As India’s second largest company beat forecasts on net earnings and margin front, the shares rallied as much as 6.7% after the company announced its Q3 numbers for the fiscal 2014-15.

The stock retraced some the gains to end the session at R2073.6, up R99.05 or 5% on the Bombay Stock Exchange (BSE). The gains were supported by good volume with close to 11.3 lakh shares changing hands compared to last two week’s average of 3.1 lakh shares.

The street’s reaction also seem to commend the company’s decision to maintain its dollar revenue guidance of 7-9% growth for the fiscal although factoring in forex rate (dollar-rupee) as of September 30,2014.


Some analysts reckoned that the company’s decision to maintain the revenue guidance at September end exchange rate would lead to lower actual growth range as it does not factor in cross currency move.
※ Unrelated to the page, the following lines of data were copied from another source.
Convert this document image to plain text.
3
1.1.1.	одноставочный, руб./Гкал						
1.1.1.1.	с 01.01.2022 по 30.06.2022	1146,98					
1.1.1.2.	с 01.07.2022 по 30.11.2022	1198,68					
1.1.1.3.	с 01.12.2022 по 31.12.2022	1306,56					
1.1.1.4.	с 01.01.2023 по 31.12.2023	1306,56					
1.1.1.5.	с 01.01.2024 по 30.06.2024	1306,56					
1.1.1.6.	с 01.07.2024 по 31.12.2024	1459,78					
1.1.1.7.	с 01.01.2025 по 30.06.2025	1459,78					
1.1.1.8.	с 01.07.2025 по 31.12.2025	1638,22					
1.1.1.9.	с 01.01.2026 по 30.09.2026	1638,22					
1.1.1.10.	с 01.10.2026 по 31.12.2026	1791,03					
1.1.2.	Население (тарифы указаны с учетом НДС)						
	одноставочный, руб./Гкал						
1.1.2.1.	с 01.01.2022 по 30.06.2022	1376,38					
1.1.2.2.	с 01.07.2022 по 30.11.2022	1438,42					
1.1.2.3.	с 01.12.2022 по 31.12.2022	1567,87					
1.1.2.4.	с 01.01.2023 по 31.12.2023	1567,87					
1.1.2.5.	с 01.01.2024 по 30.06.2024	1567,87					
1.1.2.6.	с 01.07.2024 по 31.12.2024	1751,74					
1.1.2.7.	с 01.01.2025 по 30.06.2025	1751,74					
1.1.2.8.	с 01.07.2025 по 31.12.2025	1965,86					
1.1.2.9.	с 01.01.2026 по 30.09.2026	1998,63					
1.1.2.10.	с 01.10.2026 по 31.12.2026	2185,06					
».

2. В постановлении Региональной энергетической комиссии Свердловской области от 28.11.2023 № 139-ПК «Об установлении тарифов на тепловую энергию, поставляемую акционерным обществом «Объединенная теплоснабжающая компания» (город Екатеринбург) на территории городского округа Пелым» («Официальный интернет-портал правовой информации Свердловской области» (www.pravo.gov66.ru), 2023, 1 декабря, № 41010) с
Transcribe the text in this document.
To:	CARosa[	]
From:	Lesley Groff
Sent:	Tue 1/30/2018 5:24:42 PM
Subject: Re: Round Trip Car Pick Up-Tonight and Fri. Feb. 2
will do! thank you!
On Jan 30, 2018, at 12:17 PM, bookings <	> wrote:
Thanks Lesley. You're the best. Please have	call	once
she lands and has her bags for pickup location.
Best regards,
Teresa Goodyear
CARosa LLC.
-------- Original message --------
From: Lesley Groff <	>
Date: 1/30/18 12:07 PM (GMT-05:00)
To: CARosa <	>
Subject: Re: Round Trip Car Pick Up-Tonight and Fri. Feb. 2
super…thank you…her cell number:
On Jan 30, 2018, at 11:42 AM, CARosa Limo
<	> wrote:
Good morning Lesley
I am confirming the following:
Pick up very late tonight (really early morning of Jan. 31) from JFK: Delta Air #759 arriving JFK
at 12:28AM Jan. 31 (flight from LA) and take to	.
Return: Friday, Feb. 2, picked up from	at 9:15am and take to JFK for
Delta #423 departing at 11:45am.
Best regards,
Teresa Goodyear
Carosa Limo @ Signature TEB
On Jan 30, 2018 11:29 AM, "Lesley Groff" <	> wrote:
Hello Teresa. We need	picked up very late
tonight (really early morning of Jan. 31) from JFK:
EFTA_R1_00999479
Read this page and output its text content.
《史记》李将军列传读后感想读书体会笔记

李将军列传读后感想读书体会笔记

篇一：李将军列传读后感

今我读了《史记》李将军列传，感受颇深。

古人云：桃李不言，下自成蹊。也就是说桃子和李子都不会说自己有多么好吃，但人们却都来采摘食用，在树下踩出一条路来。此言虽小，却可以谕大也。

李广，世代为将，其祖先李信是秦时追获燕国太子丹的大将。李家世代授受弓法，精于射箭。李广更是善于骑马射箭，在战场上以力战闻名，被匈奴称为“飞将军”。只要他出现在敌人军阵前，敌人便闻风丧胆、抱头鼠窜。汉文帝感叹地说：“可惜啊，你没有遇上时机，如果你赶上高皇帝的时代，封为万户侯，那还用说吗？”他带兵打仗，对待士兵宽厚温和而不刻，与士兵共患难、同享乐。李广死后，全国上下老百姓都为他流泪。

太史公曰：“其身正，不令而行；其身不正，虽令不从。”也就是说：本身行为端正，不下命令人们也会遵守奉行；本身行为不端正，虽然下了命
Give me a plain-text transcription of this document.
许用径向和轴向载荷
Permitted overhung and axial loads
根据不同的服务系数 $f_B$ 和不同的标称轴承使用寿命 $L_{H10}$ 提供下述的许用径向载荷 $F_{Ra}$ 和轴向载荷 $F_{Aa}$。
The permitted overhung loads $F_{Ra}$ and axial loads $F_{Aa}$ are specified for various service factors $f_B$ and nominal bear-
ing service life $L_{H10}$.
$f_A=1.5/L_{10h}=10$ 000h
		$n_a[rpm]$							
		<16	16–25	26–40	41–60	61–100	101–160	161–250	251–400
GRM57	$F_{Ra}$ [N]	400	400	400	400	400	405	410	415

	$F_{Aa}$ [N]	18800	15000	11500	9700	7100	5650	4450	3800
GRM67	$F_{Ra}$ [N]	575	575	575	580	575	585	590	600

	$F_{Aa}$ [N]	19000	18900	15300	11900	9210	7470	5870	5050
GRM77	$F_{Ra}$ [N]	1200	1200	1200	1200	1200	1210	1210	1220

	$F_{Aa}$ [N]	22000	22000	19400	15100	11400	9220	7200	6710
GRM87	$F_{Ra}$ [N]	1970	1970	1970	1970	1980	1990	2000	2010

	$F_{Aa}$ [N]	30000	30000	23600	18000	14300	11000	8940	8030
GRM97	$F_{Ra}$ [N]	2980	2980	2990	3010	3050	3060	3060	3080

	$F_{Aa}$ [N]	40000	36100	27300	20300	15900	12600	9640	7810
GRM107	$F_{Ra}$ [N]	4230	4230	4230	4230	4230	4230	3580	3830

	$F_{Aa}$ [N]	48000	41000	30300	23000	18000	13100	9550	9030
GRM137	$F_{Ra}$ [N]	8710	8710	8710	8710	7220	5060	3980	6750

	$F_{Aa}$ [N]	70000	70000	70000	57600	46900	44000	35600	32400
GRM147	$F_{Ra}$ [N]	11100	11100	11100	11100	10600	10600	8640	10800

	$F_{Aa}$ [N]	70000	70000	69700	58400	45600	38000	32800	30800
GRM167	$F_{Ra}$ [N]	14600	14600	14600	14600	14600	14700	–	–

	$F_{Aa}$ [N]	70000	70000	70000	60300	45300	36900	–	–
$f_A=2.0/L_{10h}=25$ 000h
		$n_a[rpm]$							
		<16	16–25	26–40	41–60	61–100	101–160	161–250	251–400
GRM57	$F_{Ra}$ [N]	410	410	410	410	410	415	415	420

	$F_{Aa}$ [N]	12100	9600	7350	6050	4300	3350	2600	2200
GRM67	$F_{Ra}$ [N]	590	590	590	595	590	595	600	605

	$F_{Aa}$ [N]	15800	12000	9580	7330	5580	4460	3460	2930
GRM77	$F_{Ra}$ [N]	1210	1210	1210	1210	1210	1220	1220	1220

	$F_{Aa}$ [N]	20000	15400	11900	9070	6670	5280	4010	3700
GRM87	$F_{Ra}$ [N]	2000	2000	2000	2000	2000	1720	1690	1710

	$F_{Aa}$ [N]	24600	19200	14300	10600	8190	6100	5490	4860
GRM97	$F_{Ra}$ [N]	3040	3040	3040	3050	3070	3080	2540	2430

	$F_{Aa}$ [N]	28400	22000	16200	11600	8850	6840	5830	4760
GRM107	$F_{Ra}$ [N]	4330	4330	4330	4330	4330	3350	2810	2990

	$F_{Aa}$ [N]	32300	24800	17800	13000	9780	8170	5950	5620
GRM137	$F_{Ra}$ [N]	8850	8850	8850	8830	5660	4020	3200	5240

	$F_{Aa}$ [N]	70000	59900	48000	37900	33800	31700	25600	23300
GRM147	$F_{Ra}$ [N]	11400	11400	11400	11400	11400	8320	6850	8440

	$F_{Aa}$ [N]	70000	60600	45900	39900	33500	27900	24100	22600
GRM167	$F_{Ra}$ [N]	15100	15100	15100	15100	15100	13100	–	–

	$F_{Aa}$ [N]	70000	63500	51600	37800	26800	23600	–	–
However, some experts believe that given its performance in the first three quarters of the fiscal Infosys may manage to meet it dollar outlook range in constant-currency currency terms. Most of the analysts expected Infosys to cut the lower end of its expected revenue growth range.

Although the attrition in Q3 came down in absolute basis to 8,900 compared to 10,100 in the previous quarter, the attrition rate inched up marginally to 20.4% from 20.1% earlier.

For the three months to December 2014, Infosys reported sequential dollar revenue growth of 0.8% to $2.2 billion which was closer to street estimates. Even in constant currency terms, q-o-q revenue growth of 2.6% also came in-line the expectations.

The positive surprise in the numbers came from the bottomlin as the IT giant reported a 5% sequential jump in reported profit to R3,250 crore. Even the margins was ahead of expectations; gross margin for the quarter increased by 20 basis points (bps) to 38.7% while operating (ebit) margin expanded by 50 basis points to 26.7%. These are the highest level of margins reported by the company in the last ten quarters. At 4.2%, even volume growth for Q3 was the highest for any quarter in the last three years. The revenue realisation per employee however, dropped by 3.4%.

Infosys management acknowledged North America as its top performing geographical segment as it witnessed 2.1% sequential growth even as Europe and rest of the world (RoW) reported a decline of 2.1% and 2.3% respectively.

However, Europe predominantly accounted for 3% sequential growth in the financial services vertical while the US based banks are quoted to not be spending as aggressively. While insurance and life science sectors were regarded to report healthy deal pipeline, the management acknowledged slow movement in manufacturing, aerospace and energy sectors.